Project showing how to perform some simple benchmarking of Python and Scala UDFs called from PySpark.
Note these benchmarks aren't rigorous, but should give an indication of performance in the prototyping stage of a project.
In particular the focus is on UDF performance on the executor, the overhead of network traffic is not taken into account.
The project sets up a virtual machine (VM) using Vagrant.

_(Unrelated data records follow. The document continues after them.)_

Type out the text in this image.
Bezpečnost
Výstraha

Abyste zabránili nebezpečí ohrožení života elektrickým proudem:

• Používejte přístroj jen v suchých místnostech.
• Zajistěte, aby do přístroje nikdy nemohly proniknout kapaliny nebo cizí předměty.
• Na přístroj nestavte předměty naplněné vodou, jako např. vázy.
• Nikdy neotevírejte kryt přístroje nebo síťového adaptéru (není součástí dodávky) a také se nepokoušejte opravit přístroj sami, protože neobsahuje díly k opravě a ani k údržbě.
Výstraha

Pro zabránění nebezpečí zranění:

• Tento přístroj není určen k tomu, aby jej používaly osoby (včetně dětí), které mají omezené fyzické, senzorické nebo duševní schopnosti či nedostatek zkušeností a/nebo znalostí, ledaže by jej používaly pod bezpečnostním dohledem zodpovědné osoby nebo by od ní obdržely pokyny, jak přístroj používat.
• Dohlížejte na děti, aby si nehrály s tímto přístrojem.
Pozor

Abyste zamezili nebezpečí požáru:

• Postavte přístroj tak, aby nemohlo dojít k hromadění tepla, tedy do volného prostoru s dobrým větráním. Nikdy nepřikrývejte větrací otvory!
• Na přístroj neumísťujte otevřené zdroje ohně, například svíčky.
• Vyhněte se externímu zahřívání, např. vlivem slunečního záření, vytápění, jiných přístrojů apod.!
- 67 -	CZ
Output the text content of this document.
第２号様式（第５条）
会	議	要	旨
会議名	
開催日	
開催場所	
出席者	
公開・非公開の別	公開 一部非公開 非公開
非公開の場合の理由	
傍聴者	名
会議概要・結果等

The VM runs a standalone Spark cluster with 2 cores.
The test data distribution and volume should be roughly comparable to real data.
From the terminal, create the virtual machine.
vagrant up
Connect to the virtual machine.
vagrant ssh
Run the benchmark
./run_benchmark.sh
Results will appear in results
, logs in logs
.
While the benchmark is running the Spark UI is available on http://${IP}:4040
.
Where ${IP} is set by the ip argument on the config.vm.network line in the Vagrantfile
.
This benchmarking example was created with the following versions of tools.
Tool | Version |
---|---|
Vagrant | 2.1.5 |
VirtualBox VM ubuntu/bionic64 | 20180913.0.0 |
Spark | 2.3.1 |
Miniconda | 4.5.1 |
Miniconda and pip are used to manage Python dependencies, the versions of dependencies aren't fixed.
The JVM proactively optimises frequently run methods. A common benchmarking strategy is to run the relevant methods before the benchmark.
This hasn't been done in this benchmark, so the first 10,000 or so calls of the profiled method may take longer than subsequent calls.